Louis Begley

       Because I went to Poland for the weekend, I missed my grandchildren’s Sunday visit. Fortunately, photographs were taken, and have been the subject of extensive comment. There is the picture of my 7-year-old granddaughter, a velvet turban on her head, her lips full, her eyes very mischievous, wrapped in a mink stole no one has worn since Mamie Eisenhower retired. She is a dangerous little vamp. My grandson, unnaturally thin, tall, and handsome like his father, is hardly ever to be seen without his Baltimore Orioles cap. Someone made him remove it. One can therefore admire his crew cut, which is the color of dark copper. He has even managed a sly sort of smile directed at the camera. It must have been a very jolly party. My children and grandchildren seem more spontaneous when I am not there. Sometimes I think it might be better if I became invisible–a well-meaning ghost recognized only by my wife and my close friend, Sasha the cat. But when the children are there, Sasha is very busy; one could not count on him to pay attention.

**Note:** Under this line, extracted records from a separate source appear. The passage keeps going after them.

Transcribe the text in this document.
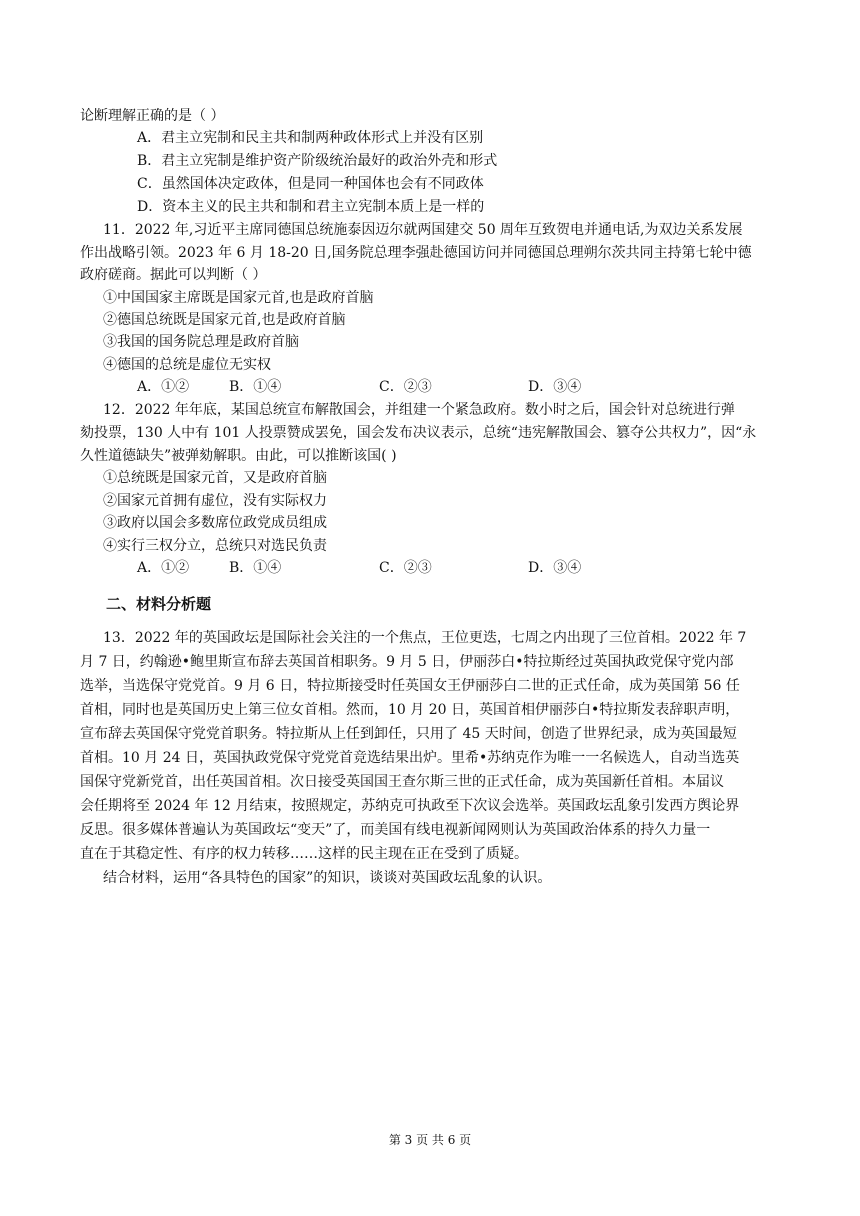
论断理解正确的是（ ）
A．君主立宪制和民主共和制两种政体形式上并没有区别
B．君主立宪制是维护资产阶级统治最好的政治外壳和形式
C．虽然国体决定政体，但是同一种国体也会有不同政体
D．资本主义的民主共和制和君主立宪制本质上是一样的
11．2022 年,习近平主席同德国总统施泰因迈尔就两国建交 50 周年互致贺电并通电话,为双边关系发展
作出战略引领。2023 年 6 月 18-20 日,国务院总理李强赴德国访问并同德国总理朔尔茨共同主持第七轮中德
政府磋商。据此可以判断（ ）
①中国国家主席既是国家元首,也是政府首脑
②德国总统既是国家元首,也是政府首脑
③我国的国务院总理是政府首脑
④德国的总统是虚位无实权
A．①②	B．①④	C．②③	D．③④
12．2022 年年底，某国总统宣布解散国会，并组建一个紧急政府。数小时之后，国会针对总统进行弹
劾投票，130 人中有 101 人投票赞成罢免，国会发布决议表示，总统“违宪解散国会、篡夺公共权力”，因“永
久性道德缺失”被弹劾解职。由此，可以推断该国( )
①总统既是国家元首，又是政府首脑
②国家元首拥有虚位，没有实际权力
③政府以国会多数席位政党成员组成
④实行三权分立，总统只对选民负责
A．①②	B．①④	C．②③	D．③④
二、材料分析题
13．2022 年的英国政坛是国际社会关注的一个焦点，王位更迭，七周之内出现了三位首相。2022 年 7
月 7 日，约翰逊•鲍里斯宣布辞去英国首相职务。9 月 5 日，伊丽莎白•特拉斯经过英国执政党保守党内部
选举，当选保守党党首。9 月 6 日，特拉斯接受时任英国女王伊丽莎白二世的正式任命，成为英国第 56 任
首相，同时也是英国历史上第三位女首相。然而，10 月 20 日，英国首相伊丽莎白•特拉斯发表辞职声明，
宣布辞去英国保守党党首职务。特拉斯从上任到卸任，只用了 45 天时间，创造了世界纪录，成为英国最短
首相。10 月 24 日，英国执政党保守党党首竞选结果出炉。里希•苏纳克作为唯一一名候选人，自动当选英
国保守党新党首，出任英国首相。次日接受英国国王查尔斯三世的正式任命，成为英国新任首相。本届议
会任期将至 2024 年 12 月结束，按照规定，苏纳克可执政至下次议会选举。英国政坛乱象引发西方舆论界
反思。很多媒体普遍认为英国政坛“变天”了，而美国有线电视新闻网则认为英国政治体系的持久力量一
直在于其稳定性、有序的权力转移……这样的民主现在正在受到了质疑。
结合材料，运用“各具特色的国家”的知识，谈谈对英国政坛乱象的认识。
第 3 页 共 6 页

       Poland is full of ghosts, restless and unavenged; their hands reach out to the lucky survivors; the past refuses to make way for the present. The shape of the country is different: A large part of what had been Poland between the two world wars belongs to Ukraine. German territory has become Polish. The ethnic mix is different too. The population of more than 3 million Jews who lived in Poland before World War II has been reduced to 50-, 40-, or perhaps 30-thousand, depending on who is counting. In spite, or perhaps because of this, the German, Russian, and Jewish questions are still unanswered. Oddly, the speech of the educated class has not changed. It is redolent of 19th-century politeness, and the turns of phrase that go with the need to address most people in the third person are as quaint as ever. But, after midnight, on the state television channel, I saw The Story of O. The nouveaux riches have grown like mushrooms after a heavy rain. A large part of Lech Walesa’s Solidarity–those brave striking workers from Gdansk and the political group that coalesced around them–is now a right-wing movement; there has come into being a small party of the extreme of the right with impeccable xenophobic and anti-Semitic credentials; Communists claim they have turned into entrepreneurs. The center is held by a party led by Leszek Balcerowicz, an economist who devised the plan that rescued Poland from the vortex of inflation. The soul of his party is the distinguished medievalist Bronislaw Gieremek, a former and perhaps eternal dissident one year older than I, who is now a member of the Polish Parliament. I dined with him the evening I arrived in Warsaw. We stayed at table until very late and, as we talked, it seemed to me that some of the ghosts crowding around me had been exorcised.